ABSTRACT

The major source for this period is Plutarch’s Lives of Cimon and Themistocles, since Thucydides deals with these events only in a brief, cursory fashion (1.89-102.4) as part of his short digression on the ‘Pentecontaetia’ (‘The Fifty-Years’ – see Chapter 1), and in his digression on the fall of Themistocles (1.135-38), the reliability of which has rightly been called into question (for example, how did Thucydides gain access to Themistocles’ letter to the Persian king?). Diodorus gives some extra information, but his probable source was the fourth-century historian Ephorus who in turn generally relied upon Thucydides. The weaknesses of Plutarch as a historical source are discussed fully in Chapter 1, but it is worth mentioning that his main aim in the Lives was to portray the moral worth (or lack of it) in his subjects so as to inspire later generations (Life of Pericles 1-2). As a consequence, his belief in the heroic qualities of Cimon led him to

write a Life which is fulsome in its praise and permeated with virtually uncritical respect, especially for his conservative political ideology and his gentleness towards Athens’ naval allies.

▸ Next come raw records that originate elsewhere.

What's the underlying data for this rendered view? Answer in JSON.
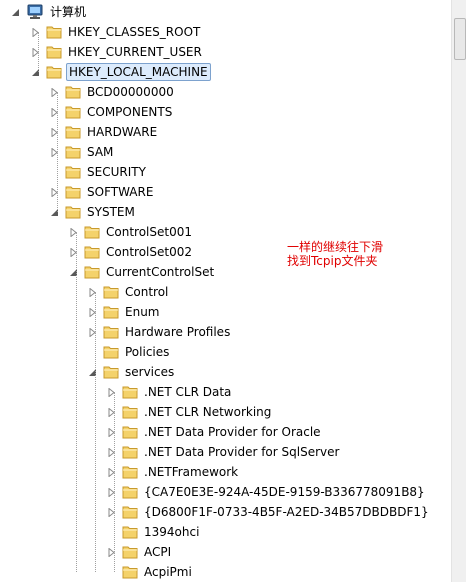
{
  "root": {
    "label": "计算机",
    "icon": "computer-icon"
  },
  "nodes": [
    {
      "label": "HKEY_CLASSES_ROOT",
      "level": 1,
      "expander": "collapsed"
    },
    {
      "label": "HKEY_CURRENT_USER",
      "level": 1,
      "expander": "collapsed"
    },
    {
      "label": "HKEY_LOCAL_MACHINE",
      "level": 1,
      "expander": "expanded",
      "selected": true
    },
    {
      "label": "BCD00000000",
      "level": 2,
      "expander": "collapsed"
    },
    {
      "label": "COMPONENTS",
      "level": 2,
      "expander": "collapsed"
    },
    {
      "label": "HARDWARE",
      "level": 2,
      "expander": "collapsed"
    },
    {
      "label": "SAM",
      "level": 2,
      "expander": "collapsed"
    },
    {
      "label": "SECURITY",
      "level": 2,
      "expander": "none"
    },
    {
      "label": "SOFTWARE",
      "level": 2,
      "expander": "collapsed"
    },
    {
      "label": "SYSTEM",
      "level": 2,
      "expander": "expanded"
    },
    {
      "label": "ControlSet001",
      "level": 3,
      "expander": "collapsed"
    },
    {
      "label": "ControlSet002",
      "level": 3,
      "expander": "collapsed"
    },
    {
      "label": "CurrentControlSet",
      "level": 3,
      "expander": "expanded"
    },
    {
      "label": "Control",
      "level": 4,
      "expander": "collapsed"
    },
    {
      "label": "Enum",
      "level": 4,
      "expander": "collapsed"
    },
    {
      "label": "Hardware Profiles",
      "level": 4,
      "expander": "collapsed"
    },
    {
      "label": "Policies",
      "level": 4,
      "expander": "none"
    },
    {
      "label": "services",
      "level": 4,
      "expander": "expanded"
    },
    {
      "label": ".NET CLR Data",
      "level": 5,
      "expander": "collapsed"
    },
    {
      "label": ".NET CLR Networking",
      "level": 5,
      "expander": "collapsed"
    },
    {
      "label": ".NET Data Provider for Oracle",
      "level": 5,
      "expander": "collapsed"
    },
    {
      "label": ".NET Data Provider for SqlServer",
      "level": 5,
      "expander": "collapsed"
    },
    {
      "label": ".NETFramework",
      "level": 5,
      "expander": "collapsed"
    },
    {
      "label": "{CA7E0E3E-924A-45DE-9159-B336778091B8}",
      "level": 5,
      "expander": "collapsed"
    },
    {
      "label": "{D6800F1F-0733-4B5F-A2ED-34B57DBDBDF1}",
      "level": 5,
      "expander": "collapsed"
    },
    {
      "label": "1394ohci",
      "level": 5,
      "expander": "none"
    },
    {
      "label": "ACPI",
      "level": 5,
      "expander": "collapsed"
    },
    {
      "label": "AcpiPmi",
      "level": 5,
      "expander": "none"
    }
  ],
  "annotation": {
    "line1": "一样的继续往下滑",
    "line2": "找到Tcpip文件夹",
    "color": "#e00000"
  },
  "colors": {
    "folder_fill": "#f4d26b",
    "folder_edge": "#c89a2c",
    "selection": "#dcebfc"
  }
}
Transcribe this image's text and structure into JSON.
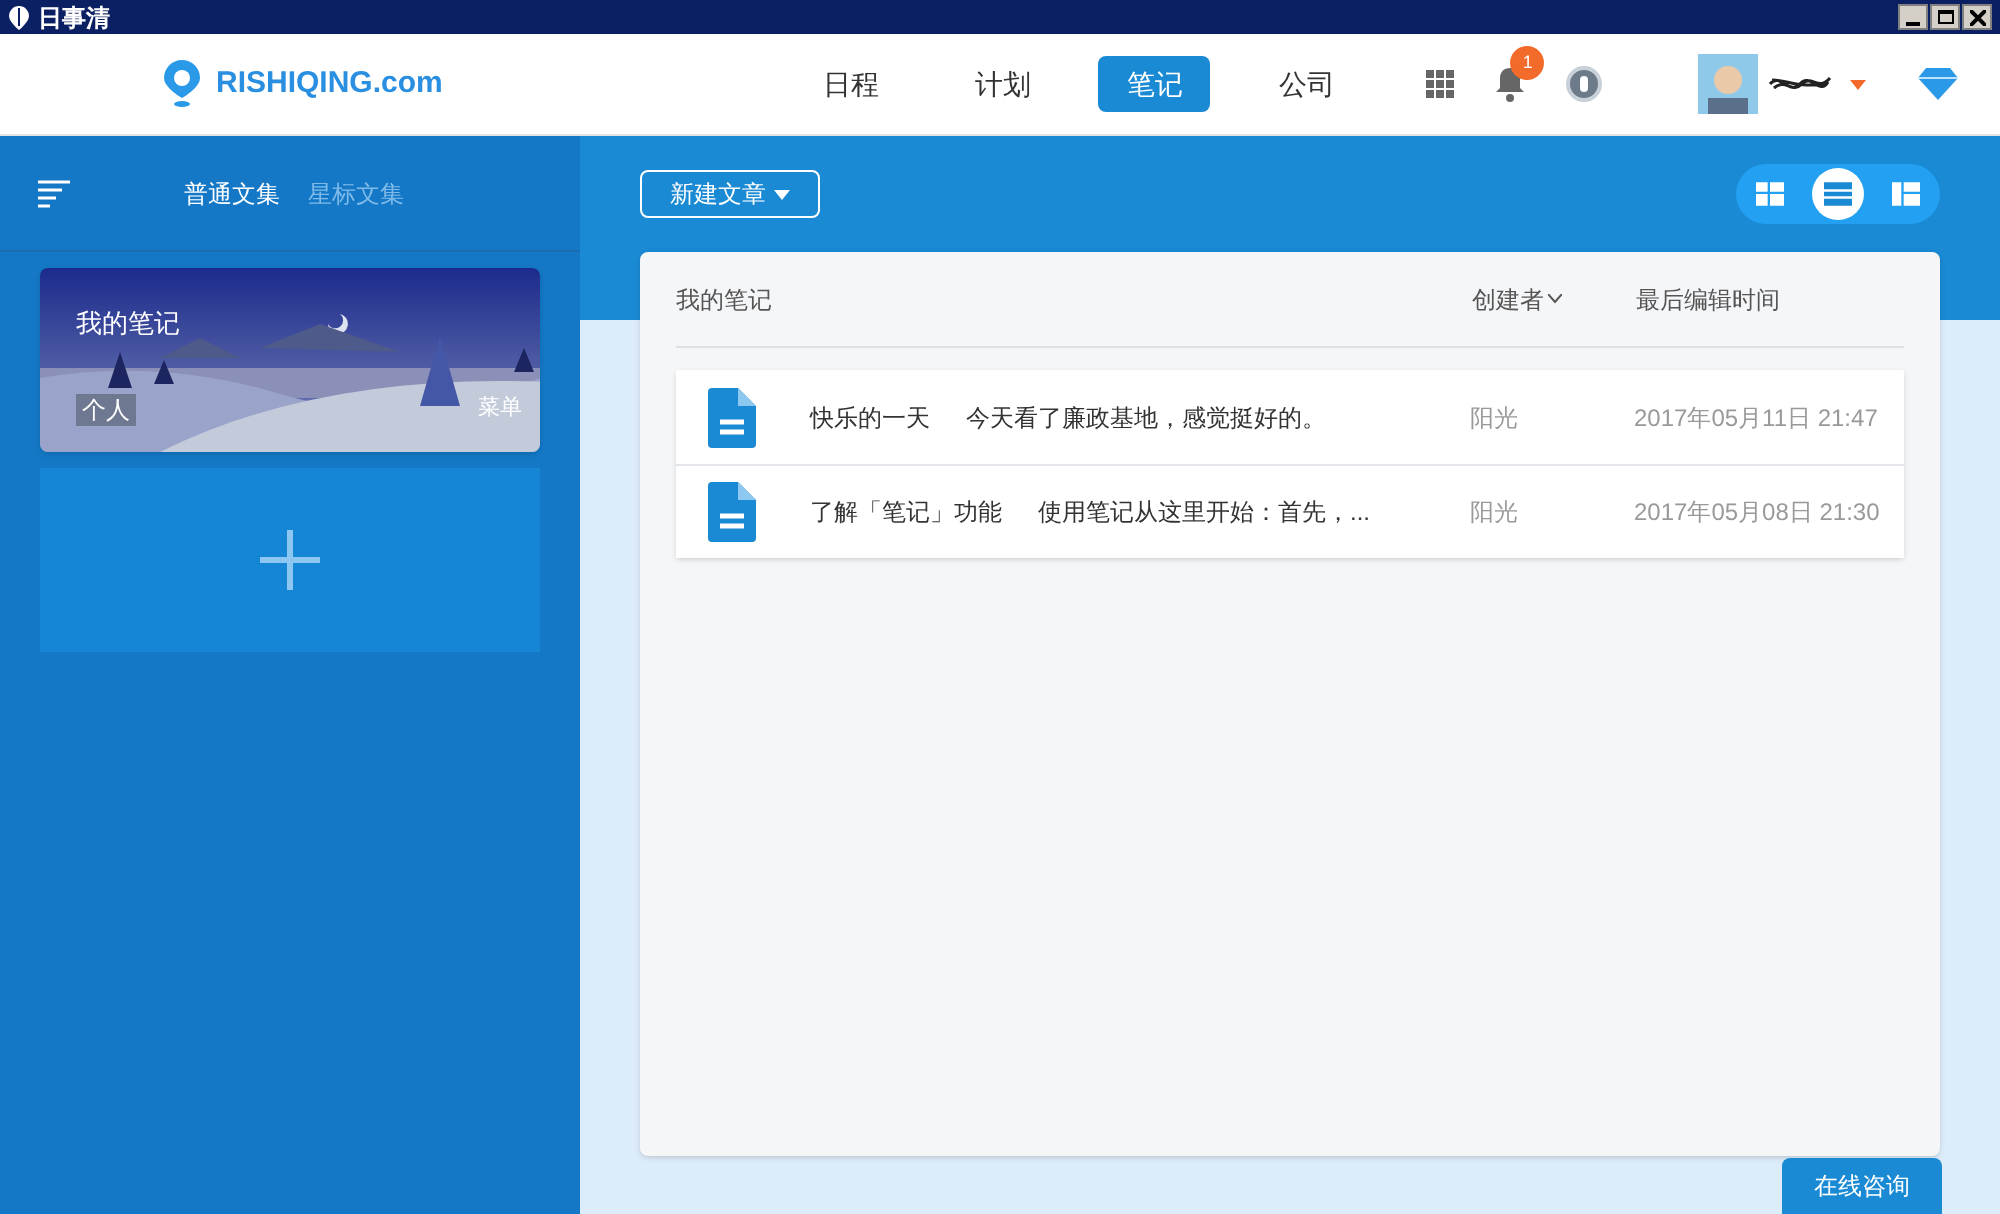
{
  "window": {
    "title": "日事清"
  },
  "header": {
    "logo": "RISHIQING.com",
    "nav": [
      {
        "label": "日程",
        "selected": false
      },
      {
        "label": "计划",
        "selected": false
      },
      {
        "label": "笔记",
        "selected": true
      },
      {
        "label": "公司",
        "selected": false
      }
    ],
    "notification_count": "1"
  },
  "sidebar": {
    "tabs": [
      {
        "label": "普通文集",
        "selected": true
      },
      {
        "label": "星标文集",
        "selected": false
      }
    ],
    "notebooks": [
      {
        "kind": "picture",
        "title": "我的笔记",
        "tag": "个人",
        "menu": "菜单"
      }
    ]
  },
  "toolbar": {
    "new_button": "新建文章",
    "views": [
      {
        "kind": "grid",
        "selected": false
      },
      {
        "kind": "list",
        "selected": true
      },
      {
        "kind": "split",
        "selected": false
      }
    ]
  },
  "table": {
    "columns": [
      "我的笔记",
      "创建者",
      "最后编辑时间"
    ],
    "rows": [
      {
        "title": "快乐的一天",
        "summary": "今天看了廉政基地，感觉挺好的。",
        "creator": "阳光",
        "time": "2017年05月11日 21:47"
      },
      {
        "title": "了解「笔记」功能",
        "summary": "使用笔记从这里开始：首先，...",
        "creator": "阳光",
        "time": "2017年05月08日 21:30"
      }
    ]
  },
  "consult_button": "在线咨询"
}
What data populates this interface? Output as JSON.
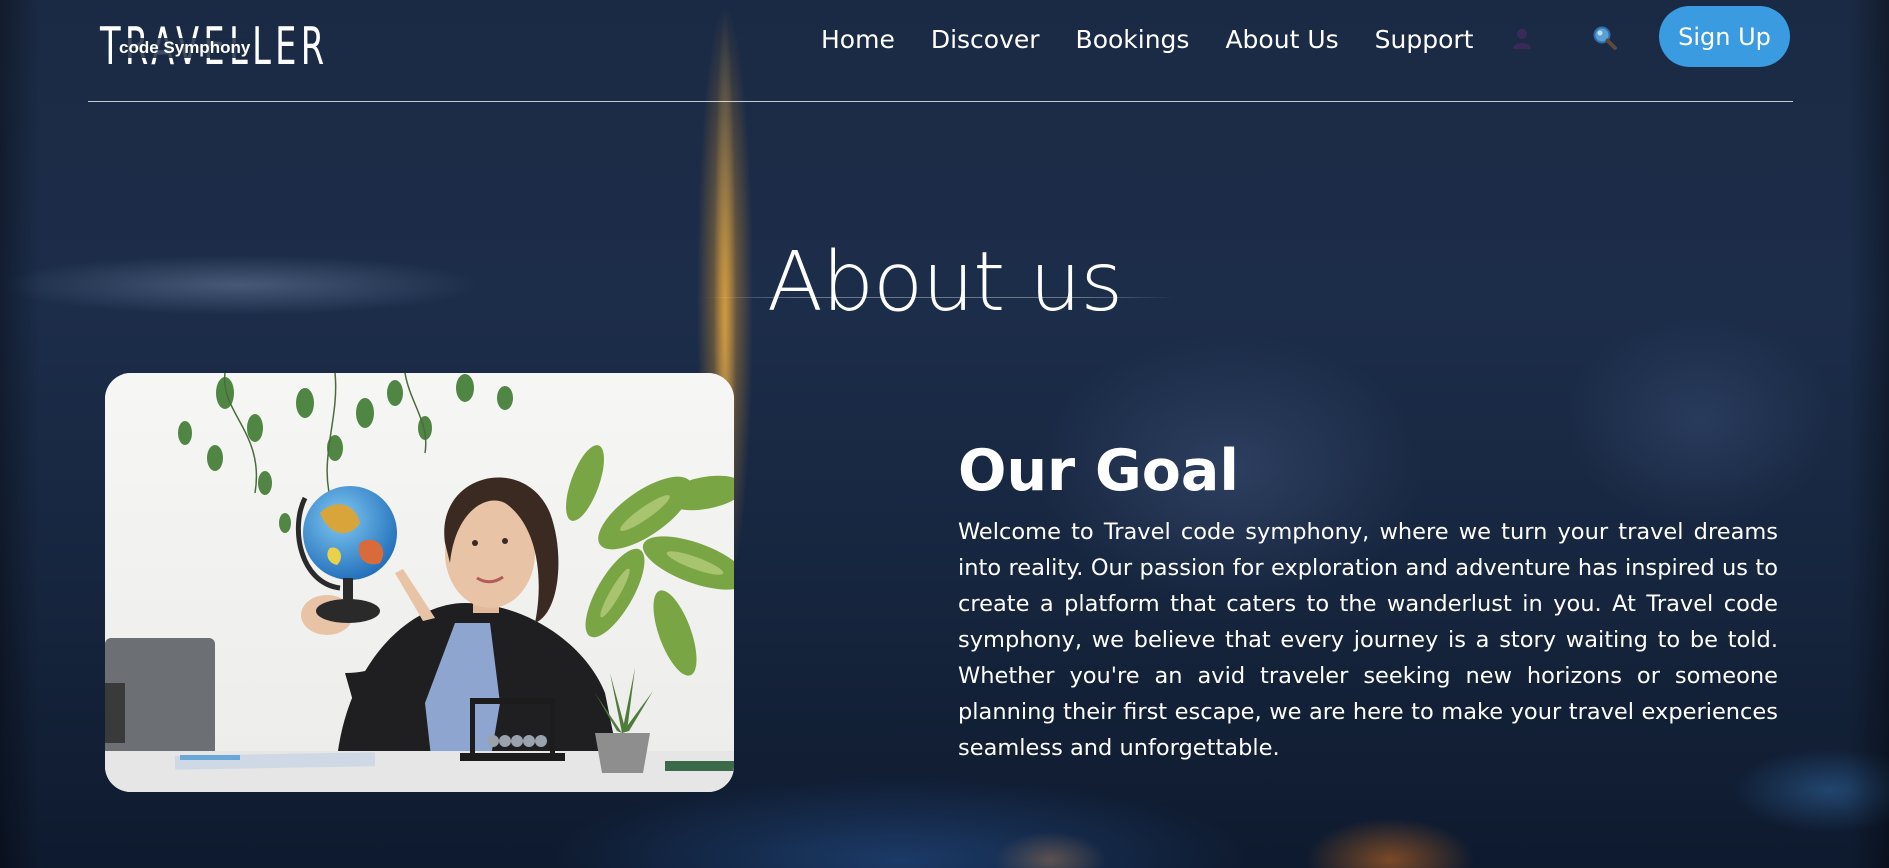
{
  "brand": {
    "logo_word": "TRAVELLER",
    "logo_sub": "code Symphony"
  },
  "nav": {
    "links": [
      "Home",
      "Discover",
      "Bookings",
      "About Us",
      "Support"
    ],
    "user_icon": "user-icon",
    "search_icon": "search-icon",
    "signup_label": "Sign Up"
  },
  "hero": {
    "title": "About us"
  },
  "goal": {
    "title": "Our Goal",
    "body": "Welcome to Travel code symphony, where we turn your travel dreams into reality. Our passion for exploration and adventure has inspired us to create a platform that caters to the wanderlust in you. At Travel code symphony, we believe that every journey is a story waiting to be told. Whether you're an avid traveler seeking new horizons or someone planning their first escape, we are here to make your travel experiences seamless and unforgettable."
  },
  "colors": {
    "accent": "#3a9be0",
    "background": "#1b2a44",
    "text": "#ffffff"
  }
}
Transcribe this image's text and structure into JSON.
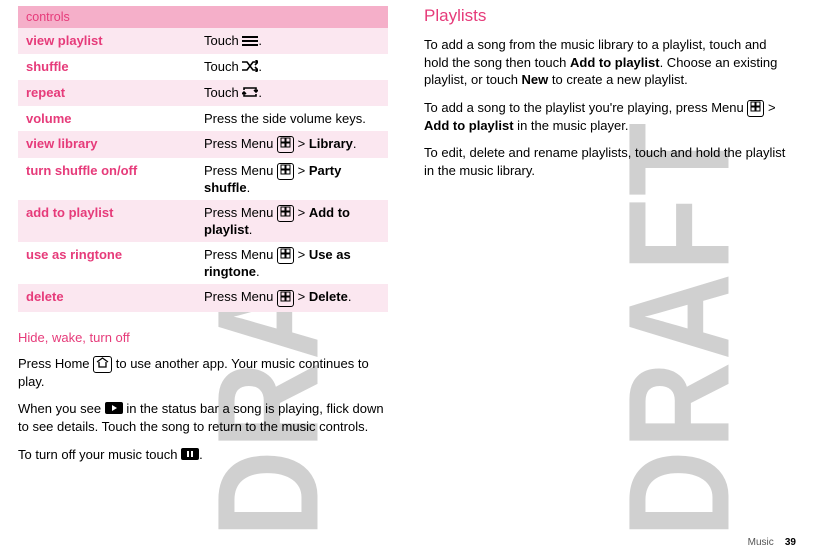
{
  "watermark": "DRAFT",
  "controls_header": "controls",
  "rows": [
    {
      "label": "view playlist",
      "pre": "Touch ",
      "icon": "list-icon",
      "post": "."
    },
    {
      "label": "shuffle",
      "pre": "Touch ",
      "icon": "shuffle-icon",
      "post": "."
    },
    {
      "label": "repeat",
      "pre": "Touch ",
      "icon": "repeat-icon",
      "post": "."
    },
    {
      "label": "volume",
      "pre": "Press the side volume keys.",
      "icon": "",
      "post": ""
    },
    {
      "label": "view library",
      "pre": "Press Menu ",
      "icon": "menu-key",
      "post": " > ",
      "bold": "Library",
      "tail": "."
    },
    {
      "label": "turn shuffle on/off",
      "pre": "Press Menu ",
      "icon": "menu-key",
      "post": " > ",
      "bold": "Party shuffle",
      "tail": "."
    },
    {
      "label": "add to playlist",
      "pre": "Press Menu ",
      "icon": "menu-key",
      "post": " > ",
      "bold": "Add to playlist",
      "tail": "."
    },
    {
      "label": "use as ringtone",
      "pre": "Press Menu ",
      "icon": "menu-key",
      "post": " > ",
      "bold": "Use as ringtone",
      "tail": "."
    },
    {
      "label": "delete",
      "pre": "Press Menu ",
      "icon": "menu-key",
      "post": " > ",
      "bold": "Delete",
      "tail": "."
    }
  ],
  "hide_heading": "Hide, wake, turn off",
  "hide_p1a": "Press Home ",
  "hide_p1b": " to use another app. Your music continues to play.",
  "hide_p2a": "When you see ",
  "hide_p2b": " in the status bar a song is playing, flick down to see details. Touch the song to return to the music controls.",
  "hide_p3a": "To turn off your music touch ",
  "hide_p3b": ".",
  "playlists_heading": "Playlists",
  "pl_p1a": "To add a song from the music library to a playlist, touch and hold the song then touch ",
  "pl_p1_b1": "Add to playlist",
  "pl_p1b": ". Choose an existing playlist, or touch ",
  "pl_p1_b2": "New",
  "pl_p1c": " to create a new playlist.",
  "pl_p2a": "To add a song to the playlist you're playing, press Menu ",
  "pl_p2b": " > ",
  "pl_p2_b1": "Add to playlist",
  "pl_p2c": " in the music player.",
  "pl_p3": "To edit, delete and rename playlists, touch and hold the playlist in the music library.",
  "footer_label": "Music",
  "footer_page": "39"
}
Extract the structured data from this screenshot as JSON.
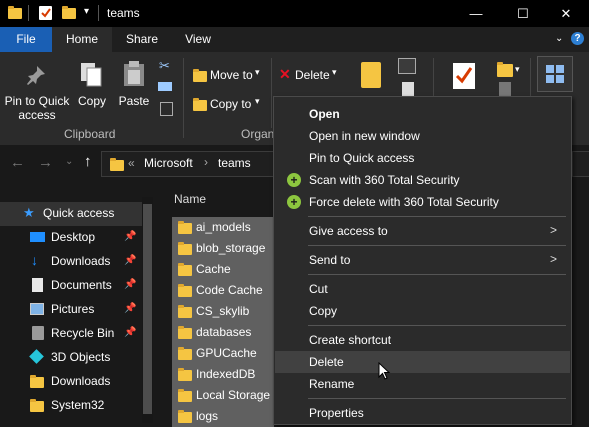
{
  "window": {
    "title": "teams"
  },
  "ribbon_tabs": [
    "File",
    "Home",
    "Share",
    "View"
  ],
  "ribbon": {
    "pin_label_1": "Pin to Quick",
    "pin_label_2": "access",
    "copy": "Copy",
    "paste": "Paste",
    "move_to": "Move to",
    "copy_to": "Copy to",
    "delete": "Delete",
    "clipboard_group": "Clipboard",
    "organize_group": "Organ"
  },
  "address": {
    "crumbs": [
      "Microsoft",
      "teams"
    ],
    "overflow": "«"
  },
  "list": {
    "header": "Name",
    "items": [
      "ai_models",
      "blob_storage",
      "Cache",
      "Code Cache",
      "CS_skylib",
      "databases",
      "GPUCache",
      "IndexedDB",
      "Local Storage",
      "logs"
    ]
  },
  "nav": {
    "quick_access": "Quick access",
    "items": [
      {
        "label": "Desktop",
        "pinned": true
      },
      {
        "label": "Downloads",
        "pinned": true
      },
      {
        "label": "Documents",
        "pinned": true
      },
      {
        "label": "Pictures",
        "pinned": true
      },
      {
        "label": "Recycle Bin",
        "pinned": true
      },
      {
        "label": "3D Objects",
        "pinned": false
      },
      {
        "label": "Downloads",
        "pinned": false
      },
      {
        "label": "System32",
        "pinned": false
      }
    ]
  },
  "context_menu": {
    "open": "Open",
    "open_new_window": "Open in new window",
    "pin_quick": "Pin to Quick access",
    "scan_360": "Scan with 360 Total Security",
    "force_delete_360": "Force delete with 360 Total Security",
    "give_access": "Give access to",
    "send_to": "Send to",
    "cut": "Cut",
    "copy": "Copy",
    "create_shortcut": "Create shortcut",
    "delete": "Delete",
    "rename": "Rename",
    "properties": "Properties"
  },
  "colors": {
    "file_tab": "#1a5fb4",
    "folder": "#f5c542",
    "selection": "#606060",
    "menu_bg": "#2b2b2b",
    "menu_hover": "#414141",
    "security_icon": "#8dc63f"
  }
}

It seems likely that Ion of Chios, a fifth-century playwright, poet and prose writer, and apparently an admirer of Cimon, was a major influence on Plutarch when composing the Life of Cimon. By contrast, Themistocles is portrayed as the clever, devious and unscrupulous politician and general, as characterized in Herodotus in the Persian War; and also as the demagogic champion of the navy and its rowers, the lower-class ‘thetes’, who supported his policies of ‘radical’ democracy and of imperialism over their naval allies, as characterized by later anti-democratic writers. It is clear that these biased stereotypes must lead to a cautious use of Plutarch, whose Lives must be checked where possible with the evidence of Thucydides. However, it is still possible to discern from Plutarch the underlying issues of foreign and domestic policy that divided the factions of Themistocles and Cimon in this period.